WisdomTree leadership tussle continues

In only the latest stage of the WisdomTree versus activist investor scuffle, ETFS Capital and Lion Point Capital have issued another open letter calling for the resignation of CEO Jonathan Steinberg and accused him of having “thwarted” settlement discussions between the parties.

Talks were being conducted to end the ‘poison pill’ the asset manager issued on 14 March and to make changes to the firm’s board. The letter said “recent actions taken by WisdomTree over the last few days” showed the activist investors that WisdomTree has “no intention of honouring the spirit of any such agreement and is merely seeking to silence its largest stakeholders”.

It went on to blame Steinberg personally for “multiple years of value destruction and subpar returns” as well as WisdomTree’s “underperformance and staggering loss in market share”. 

Barclays ETN woes mount

UK banking giant Barclays continues to face difficulties with its exchange-traded notes (ETN) business and announced earlier in the week it had halted trading of $1.6bn US-listed iPath range of 30 products as it sought to resolve a filing issue with the Securities and Exchange Commission (SEC).

The changes in paperwork are known as a Form 20-F and a new shelf registration statement.
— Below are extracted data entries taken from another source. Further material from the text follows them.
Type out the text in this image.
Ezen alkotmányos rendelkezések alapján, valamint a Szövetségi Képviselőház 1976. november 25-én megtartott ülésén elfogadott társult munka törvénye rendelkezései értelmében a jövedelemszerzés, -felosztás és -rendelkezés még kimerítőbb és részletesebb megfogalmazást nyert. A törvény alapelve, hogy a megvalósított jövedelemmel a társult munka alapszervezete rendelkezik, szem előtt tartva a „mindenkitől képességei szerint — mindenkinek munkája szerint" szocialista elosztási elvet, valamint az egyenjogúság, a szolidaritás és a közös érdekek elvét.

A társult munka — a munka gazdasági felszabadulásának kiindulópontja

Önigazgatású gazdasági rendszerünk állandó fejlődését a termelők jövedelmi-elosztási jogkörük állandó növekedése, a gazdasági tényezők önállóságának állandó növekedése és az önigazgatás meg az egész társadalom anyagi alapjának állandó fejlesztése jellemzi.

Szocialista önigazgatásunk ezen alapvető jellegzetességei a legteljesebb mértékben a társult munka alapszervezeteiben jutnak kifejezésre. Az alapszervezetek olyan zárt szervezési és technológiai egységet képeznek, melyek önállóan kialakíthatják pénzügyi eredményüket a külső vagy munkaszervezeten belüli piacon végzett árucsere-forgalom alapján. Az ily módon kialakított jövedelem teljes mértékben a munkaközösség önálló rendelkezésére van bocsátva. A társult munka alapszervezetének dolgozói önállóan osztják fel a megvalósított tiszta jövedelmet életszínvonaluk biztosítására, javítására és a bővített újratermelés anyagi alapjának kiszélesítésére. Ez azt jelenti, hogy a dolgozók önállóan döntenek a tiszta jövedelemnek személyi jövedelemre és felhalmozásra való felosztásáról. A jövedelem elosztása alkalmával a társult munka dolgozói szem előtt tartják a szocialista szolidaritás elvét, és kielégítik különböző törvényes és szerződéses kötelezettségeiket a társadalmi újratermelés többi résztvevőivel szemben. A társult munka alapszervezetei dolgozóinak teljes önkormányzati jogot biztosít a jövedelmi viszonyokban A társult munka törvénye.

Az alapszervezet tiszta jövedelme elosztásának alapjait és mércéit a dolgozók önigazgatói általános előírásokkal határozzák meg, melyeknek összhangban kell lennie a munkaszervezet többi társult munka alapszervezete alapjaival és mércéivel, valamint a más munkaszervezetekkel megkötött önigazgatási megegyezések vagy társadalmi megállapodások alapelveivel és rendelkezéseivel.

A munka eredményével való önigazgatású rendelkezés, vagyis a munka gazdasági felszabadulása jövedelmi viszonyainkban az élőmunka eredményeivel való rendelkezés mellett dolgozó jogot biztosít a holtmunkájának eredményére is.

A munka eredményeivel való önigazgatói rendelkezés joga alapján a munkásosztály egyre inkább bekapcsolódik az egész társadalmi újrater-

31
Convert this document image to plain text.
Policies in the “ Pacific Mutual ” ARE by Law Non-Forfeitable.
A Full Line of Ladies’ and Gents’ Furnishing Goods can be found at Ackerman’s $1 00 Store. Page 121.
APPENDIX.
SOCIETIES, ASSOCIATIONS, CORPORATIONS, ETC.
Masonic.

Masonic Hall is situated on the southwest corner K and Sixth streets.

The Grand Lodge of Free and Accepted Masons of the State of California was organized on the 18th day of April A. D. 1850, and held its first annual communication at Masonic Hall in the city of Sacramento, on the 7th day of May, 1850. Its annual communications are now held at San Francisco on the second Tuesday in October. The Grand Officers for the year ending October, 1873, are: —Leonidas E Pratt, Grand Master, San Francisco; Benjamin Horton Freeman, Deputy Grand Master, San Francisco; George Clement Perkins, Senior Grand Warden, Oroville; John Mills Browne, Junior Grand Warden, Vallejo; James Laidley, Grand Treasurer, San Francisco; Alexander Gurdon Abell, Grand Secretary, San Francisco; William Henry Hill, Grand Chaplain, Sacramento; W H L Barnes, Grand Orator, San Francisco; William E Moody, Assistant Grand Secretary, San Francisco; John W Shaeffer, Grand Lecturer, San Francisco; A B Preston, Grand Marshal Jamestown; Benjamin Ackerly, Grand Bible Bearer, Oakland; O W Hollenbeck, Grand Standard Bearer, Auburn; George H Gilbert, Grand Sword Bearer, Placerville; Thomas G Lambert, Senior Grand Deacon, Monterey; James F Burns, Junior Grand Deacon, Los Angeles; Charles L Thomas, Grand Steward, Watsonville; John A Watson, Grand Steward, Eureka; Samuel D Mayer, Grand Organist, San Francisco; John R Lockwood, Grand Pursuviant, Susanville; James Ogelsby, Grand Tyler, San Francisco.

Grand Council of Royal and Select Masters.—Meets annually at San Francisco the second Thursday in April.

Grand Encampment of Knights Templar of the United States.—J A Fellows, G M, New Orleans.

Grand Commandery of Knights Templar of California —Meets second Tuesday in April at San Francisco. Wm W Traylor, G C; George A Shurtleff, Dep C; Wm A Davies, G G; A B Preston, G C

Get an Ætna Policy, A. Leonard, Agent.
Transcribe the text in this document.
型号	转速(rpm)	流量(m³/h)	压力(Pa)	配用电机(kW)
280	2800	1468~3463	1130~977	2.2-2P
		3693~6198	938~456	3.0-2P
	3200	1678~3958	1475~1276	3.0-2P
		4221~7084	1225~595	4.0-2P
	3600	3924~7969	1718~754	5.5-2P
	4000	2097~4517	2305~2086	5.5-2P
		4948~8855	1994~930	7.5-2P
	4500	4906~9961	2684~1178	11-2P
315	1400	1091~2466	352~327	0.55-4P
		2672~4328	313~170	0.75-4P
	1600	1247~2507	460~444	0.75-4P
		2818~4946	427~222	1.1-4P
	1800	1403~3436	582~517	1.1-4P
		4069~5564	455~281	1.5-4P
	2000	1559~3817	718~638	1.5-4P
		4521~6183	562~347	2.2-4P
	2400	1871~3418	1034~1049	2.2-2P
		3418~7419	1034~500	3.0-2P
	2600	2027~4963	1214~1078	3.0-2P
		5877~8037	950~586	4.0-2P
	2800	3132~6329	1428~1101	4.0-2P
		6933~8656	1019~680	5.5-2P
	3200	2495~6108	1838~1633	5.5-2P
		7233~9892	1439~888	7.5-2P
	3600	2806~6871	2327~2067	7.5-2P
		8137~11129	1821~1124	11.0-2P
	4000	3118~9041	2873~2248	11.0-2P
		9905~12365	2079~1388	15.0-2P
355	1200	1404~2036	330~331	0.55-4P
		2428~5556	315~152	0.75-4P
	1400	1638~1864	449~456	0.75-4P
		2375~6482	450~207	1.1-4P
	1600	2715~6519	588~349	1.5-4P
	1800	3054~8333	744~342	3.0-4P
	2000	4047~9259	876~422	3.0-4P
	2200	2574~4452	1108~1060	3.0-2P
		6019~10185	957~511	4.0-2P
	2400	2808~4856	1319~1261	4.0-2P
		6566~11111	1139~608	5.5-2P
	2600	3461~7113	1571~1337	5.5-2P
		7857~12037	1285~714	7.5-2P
The firm said it would make an announcement once the documentation has been filed with the US regulator.

This is the second time Barclays has had to suspend some of its ETNs within the past two months after it suspended new creations the iPath Pure Beta Crude Oil ETN (OIL) and the iPath Series B S&P 500 VIX Short-Term Futures ETN (VXX) because it exceeded its maximum issuance by roughly $15.2bn over a 12-month period. The bank said the £523m mistake showed “material weakness” in its internal controls.